FONTE: RFI
O Chefe do Estado-Maior General das Forças Armadas da Guiné-Bissau afirmou na quinta-feira, 24 de Abril, que qualquer pessoa armada que tente desestabilizar o país será "eliminada".
O activista político guineense, Sumaila Djaló, lembra o envolvimento das Forças Armadas na Guiné-Bissau na invasão do Supremo Tribunal de Justiça e da Assembleia Nacional Popular, considerando as acções ilegais e contrárias à Constituição guineense.
RFI: Como interpretas estas declarações do General Biague Na N'tan sobre a eliminação de quem perturbar a ordem? Há riscos para os direitos humanos?

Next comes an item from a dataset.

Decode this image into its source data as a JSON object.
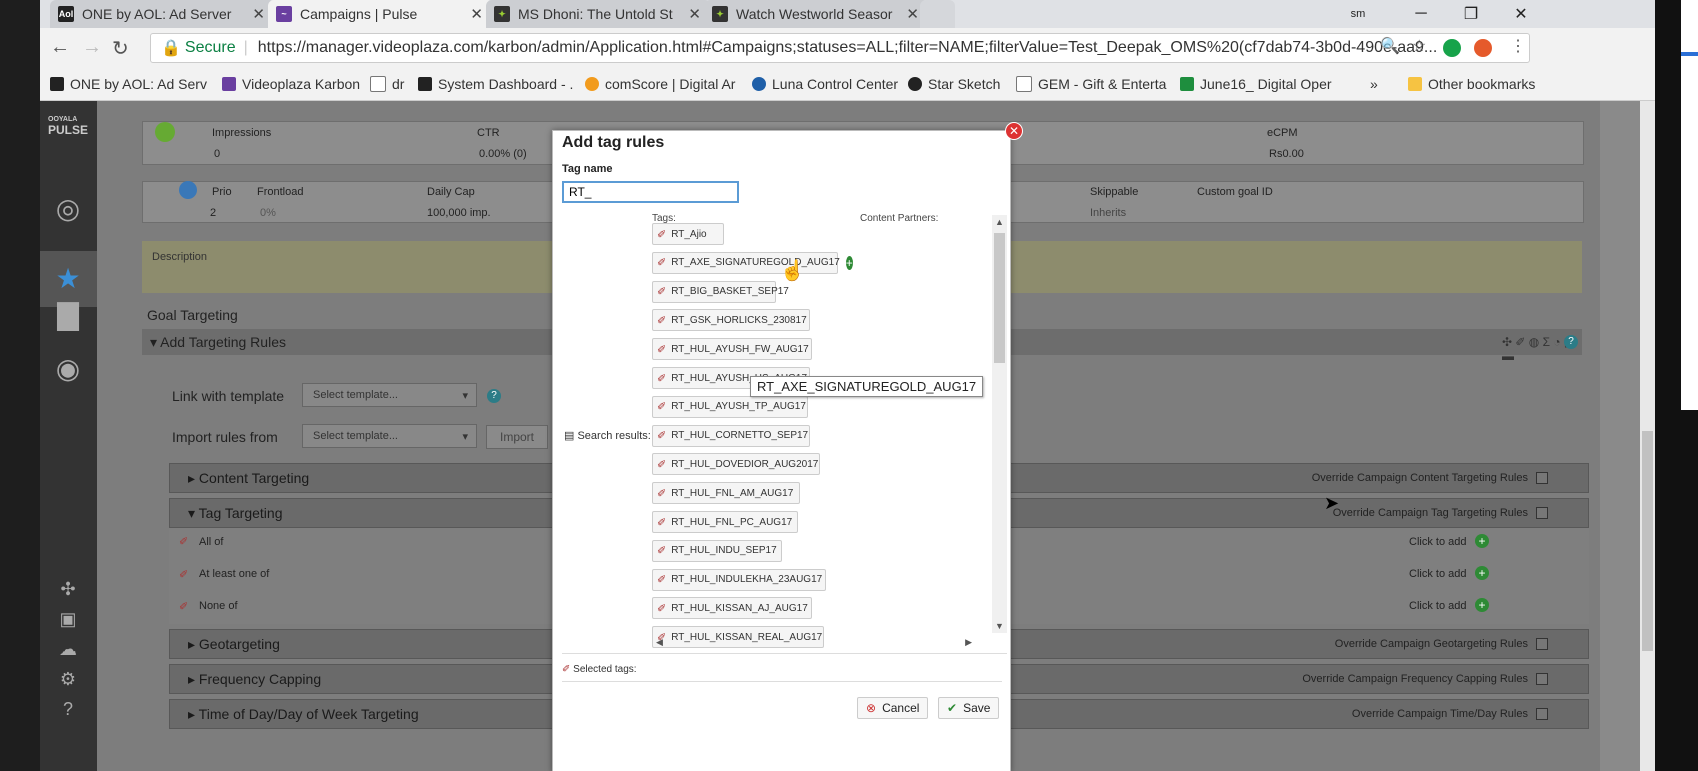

Sumaila Djaló: Os riscos sempre existiram e continuam a existir contra os direitos humanos na Guiné-Bissau, desde que Umaro Sissoco Embaló assumiu o poder unilateralmente em 2020. Essa posse, e os expedientes subsequentes contra a Constituição da República, tiveram a cobertura das Forças Armadas. Recordamo-nos do papel central dos militares na posse, por exemplo, de Nuno Nabiam, imediatamente após a posse de Umaro Sissoco Embaló, com forte apoio militar naquela altura, tanto por militares no activo como na reserva. Assim começou a cumplicidade entre as Forças Armadas e o poder actualmente instituído. As declarações do Chefe do Estado-Maior General das Forças Armadas, Biague Na N'tan, revelam a continuidade da crescente militarização do poder na Guiné-Bissau. Não é a primeira vez que este chefe militar organiza espécies de conferências de imprensa com cariz político, ameaçando adversários políticos de Umaro Sissoco Embaló que, pela Constituição, não deveriam ser adversários dos militares, visto que estes estão impedidos de exercer actividade política. Essas declarações são dirigidas não só contra a oposição política, mas também contra cidadãos e movimentos não partidários que se opõem a este regime autoritário. Quando o Chefe do Estado-Maior fala de perturbadores que, mesmo presos, continuam a ameaçar a ordem pública insita-nos a recordar que houve uma alegada tentativa de golpe de Estado em 2022.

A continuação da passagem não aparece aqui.